Dr. Robert Ventresca, Professor of King’s History department, says his work on the Committee for Ethics, Religion and the Holocaust under the auspices of the Program on Ethics, Religion and the Holocaust at the United States Holocaust Memorial Museum in Washington, D.C. has been impactful for both his teaching and his research. Dr. Ventresca was recently asked to serve for another three-year term on the Committee.

Dr. Ventresca says working on the Committee has provided him with the “inspiration, support and a renewed sense of purpose” in teaching King’s students about Holocaust history and the history of genocide in general. 

“It's more important than ever to engage our students and the wider community in this history and its legacy for our world. In the era of fake news and information overload, it's vital to furnish students with the factual knowledge and critical thinking needed for responsible, ethical engagement with the big issues of our own time, and of the future,” says Dr. Ventresca.

Additionally, Dr. Ventresca says his work on the Committee has enriched his own research and teaching at King’s by highlighting the importance of coming to terms with the role of religion in genocide.

“People often look to draw overly-simplistic conclusions about the role that religious ideas and beliefs have played in enabling mass atrocities and genocide. Religion has helped to inspire people to commit some of the worst atrocities imaginable, yet the very same religious traditions have also inspired resistance to the forces of oppression and violence,” says Dr. Ventresca.

Dr. Ventresca explains his work is driven by the question of what the Catholic Church, especially church leaders did with their power and influence during World War II, a time of war, mass atrocity and genocide, as well as after the Holocaust, in a time of need for change for Jewish-Christian relations

“It takes methodical research and sound interpretation to arrive at meaningful conclusions about why religious leaders like the Pope did what they did, and what we think they ought to have done -- or do -- in times of extreme crisis,” says Dr. Ventresca.

The relationship Dr. Ventresca has developed with the Committee has also benefited King’s. In March 2016, Dr. Victoria Barnett, then-Director of the Program on Ethics, Religion and the Holocaust at the United States Holocaust Memorial Museum spoke as part of the Veritas Series in March 2016 Dr. Barnett’s appearance came after Dr. Ventresca, who knew of her work, approached Veritas Series organizers including King’s Campus Ministry, who extended a formal invitation.

Dr.

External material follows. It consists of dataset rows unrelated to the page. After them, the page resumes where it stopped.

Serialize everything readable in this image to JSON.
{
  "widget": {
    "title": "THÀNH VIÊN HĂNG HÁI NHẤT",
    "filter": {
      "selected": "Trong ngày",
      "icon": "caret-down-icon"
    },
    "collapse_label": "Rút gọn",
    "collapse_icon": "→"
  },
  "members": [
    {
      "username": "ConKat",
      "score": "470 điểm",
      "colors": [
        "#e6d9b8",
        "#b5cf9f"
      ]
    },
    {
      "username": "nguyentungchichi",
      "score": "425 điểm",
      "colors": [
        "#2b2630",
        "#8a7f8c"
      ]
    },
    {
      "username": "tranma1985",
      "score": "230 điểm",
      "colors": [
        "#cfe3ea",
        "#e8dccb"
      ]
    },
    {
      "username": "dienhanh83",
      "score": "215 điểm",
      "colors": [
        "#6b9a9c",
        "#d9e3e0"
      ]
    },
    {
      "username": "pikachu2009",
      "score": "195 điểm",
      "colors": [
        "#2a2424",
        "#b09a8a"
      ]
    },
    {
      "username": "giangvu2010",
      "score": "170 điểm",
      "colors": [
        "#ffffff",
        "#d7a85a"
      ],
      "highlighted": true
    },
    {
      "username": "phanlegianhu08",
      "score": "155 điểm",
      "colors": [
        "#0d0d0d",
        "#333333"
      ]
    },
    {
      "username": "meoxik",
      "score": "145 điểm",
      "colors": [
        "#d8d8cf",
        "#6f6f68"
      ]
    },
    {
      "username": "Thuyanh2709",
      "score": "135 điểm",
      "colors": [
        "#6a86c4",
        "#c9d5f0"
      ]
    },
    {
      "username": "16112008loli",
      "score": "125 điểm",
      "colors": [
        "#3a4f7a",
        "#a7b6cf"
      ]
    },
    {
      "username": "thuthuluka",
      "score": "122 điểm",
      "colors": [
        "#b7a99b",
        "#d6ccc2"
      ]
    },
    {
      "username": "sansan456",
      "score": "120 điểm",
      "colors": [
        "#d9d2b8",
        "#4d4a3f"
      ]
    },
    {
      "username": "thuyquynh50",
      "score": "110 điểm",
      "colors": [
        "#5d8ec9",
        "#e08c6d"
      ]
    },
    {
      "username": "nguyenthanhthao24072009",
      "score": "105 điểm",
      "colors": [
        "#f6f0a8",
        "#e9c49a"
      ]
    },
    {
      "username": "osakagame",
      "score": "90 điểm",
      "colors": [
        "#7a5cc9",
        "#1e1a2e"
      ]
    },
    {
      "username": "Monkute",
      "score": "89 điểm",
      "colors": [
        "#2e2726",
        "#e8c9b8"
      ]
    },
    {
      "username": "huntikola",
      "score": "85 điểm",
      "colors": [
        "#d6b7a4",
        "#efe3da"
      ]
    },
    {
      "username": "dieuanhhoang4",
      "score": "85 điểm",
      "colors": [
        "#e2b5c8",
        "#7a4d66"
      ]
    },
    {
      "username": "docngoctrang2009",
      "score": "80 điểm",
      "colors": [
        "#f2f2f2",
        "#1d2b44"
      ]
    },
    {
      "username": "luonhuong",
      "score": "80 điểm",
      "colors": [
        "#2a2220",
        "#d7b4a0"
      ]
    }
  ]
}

Ventresca was initially invited to serve on the Committee in 2017 because of his research on the Catholic Church in the Nazi-Fascist period and in the Holocaust-era.

The Committee was established to engage religious organizations to fulfil the mandate of the United States Holocaust Memorial Council of Holocaust educational programming in both religious and secular contexts. Council members draw on their expertise and experience working with religious groups and issues in an advisory role, offering context, guidance and feedback to the Council.